You may have to modify the gimmick to do what I suggest, but I think it's possible. First I'd make a copy of the gimmicked postcard with the statue vanished. Then I'd print up a bunch of postcards with that as the actual image. Then I'd lop off the bottom 25% of the gimmick (making any necessary adjustments to the gimmick to make this workable). And I'd set the whole thing up out-to-lunch style on top of some other postcards I'll mention below. What we want to do is take advantage of their suspicion of the card by expanding it to suspicion of an entire stack of cards. You'll see.

So your friend Bob comes over. You say, "Oh, I want to show you something I got at this weird garage sale." You show him a stack of postcards rubber-banded together. You flick through the edges and he briefly sees a bunch of different locales. "Here's the weird thing," you say. You grab a marker and have him put his name or a mark at the bottom of the Statue of Liberty postcard. Then you make the statue vanish. What does he think? He thinks it's a tricky postcard, but more than that, he probably suspects the whole stack. Good. 
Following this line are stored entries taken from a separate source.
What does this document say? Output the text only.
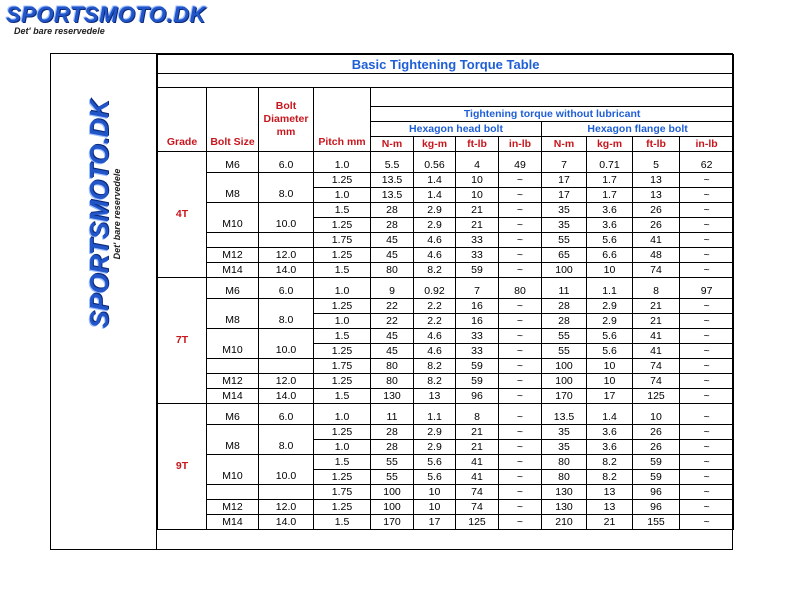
SPORTSMOTO.DK
Det' bare reservedele
SPORTSMOTO.DK
Det' bare reservedele
Basic Tightening Torque Table											

Grade	Bolt Size	Bolt Diameter mm	Pitch mm								
				Tightening torque without lubricant							
				Hexagon head bolt				Hexagon flange bolt			
				N-m	kg-m	ft-lb	in-lb	N-m	kg-m	ft-lb	in-lb
4T											
	M6	6.0	1.0	5.5	0.56	4	49	7	0.71	5	62
			1.25	13.5	1.4	10	~	17	1.7	13	~
	M8	8.0	1.0	13.5	1.4	10	~	17	1.7	13	~
			1.5	28	2.9	21	~	35	3.6	26	~
	M10	10.0	1.25	28	2.9	21	~	35	3.6	26	~
			1.75	45	4.6	33	~	55	5.6	41	~
	M12	12.0	1.25	45	4.6	33	~	65	6.6	48	~
	M14	14.0	1.5	80	8.2	59	~	100	10	74	~
7T											
	M6	6.0	1.0	9	0.92	7	80	11	1.1	8	97
			1.25	22	2.2	16	~	28	2.9	21	~
	M8	8.0	1.0	22	2.2	16	~	28	2.9	21	~
			1.5	45	4.6	33	~	55	5.6	41	~
	M10	10.0	1.25	45	4.6	33	~	55	5.6	41	~
			1.75	80	8.2	59	~	100	10	74	~
	M12	12.0	1.25	80	8.2	59	~	100	10	74	~
	M14	14.0	1.5	130	13	96	~	170	17	125	~
9T											
	M6	6.0	1.0	11	1.1	8	~	13.5	1.4	10	~
			1.25	28	2.9	21	~	35	3.6	26	~
	M8	8.0	1.0	28	2.9	21	~	35	3.6	26	~
			1.5	55	5.6	41	~	80	8.2	59	~
	M10	10.0	1.25	55	5.6	41	~	80	8.2	59	~
			1.75	100	10	74	~	130	13	96	~
	M12	12.0	1.25	100	10	74	~	130	13	96	~
	M14	14.0	1.5	170	17	125	~	210	21	155	~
You take the rubber-band off and immediately spread through the postcards face down. They all have some cryptic message on the back. "See you soon," (or cryptic-ier words to that effect). You hand him half the postcards and when he looks at the faces he sees that all of them are missing their central figure. A postcard of Egypt with the pyramids gone. A postcard from Brazil where Christ the Redeemer is not on his pedestal. Mt. Rushmore with no faces. (You'd have to make these in photoshop.)

At this point you cull the gimmicked card under the spread of cards you hold. You continue to spread through and once you get to the bottom one (which would apparently have been the postcard he signed) you pull it out of the spread and hand it to him to examine. As he does you ditch the gimmick. Maybe cop it out if it's not too big? I don't know. I mean his attention should be on that signed, altered postcard for at least a few seconds. Then you toss the rest of the cards on the table for him to look through if he wants. 

(I like the fact that you draw suspicion to an entire stack of cards. He might imagine a slit in the top card leading to a hollowed out section in the stack with a little reel type thing that pulls the image back or some other complicated situation like that, but at the end you can just spread the entire stack out and it's just cards.)

On the back of his card it says:

Wish you were here.
Since you're not,
I'll come to you.

"What does that mean?" You ask each other. 

He gets to leave with his signed, permanently altered postcard.

When he gets home he walks into his bedroom and finds his wife buck naked wearing only one of these.

"Give me your tired, your poor, your hard massive cock, yearning to blow its load," she says.

"God Bless America," your friend replies.


There you go. It's doable as along as you can get your friend's wife to play along. If you can't, then get friends that are more fun in your life.

Also, was there a gas leak at the Cafe? In the thread there on this effect there are people complaining that the Statue of Liberty that's provided for you to produce at the end doesn't look like the one you vanish. Uh... no shit, goofballs. It's supposed to be a joke at the end of the trick. "She vanished... and here she reappeared!" There's some real magician-think going on in that thread. "If the plastic Statue of Liberty doesn't look like the real one, then my audience will never believe I made the picture on a postcard disappear and then reappear but now as a two-inch three-dimensional figurine!" I would contend the last thing you'd want to reproduce is something that sort of looks like the real Statue of Liberty but smaller. Your audience will be like... Uhm, do you want me to believe this is the the statue from the picture or... what are you going for here? I think the goofy statue provided by Masuda is much better. If you can't get your friend's wife, I mean.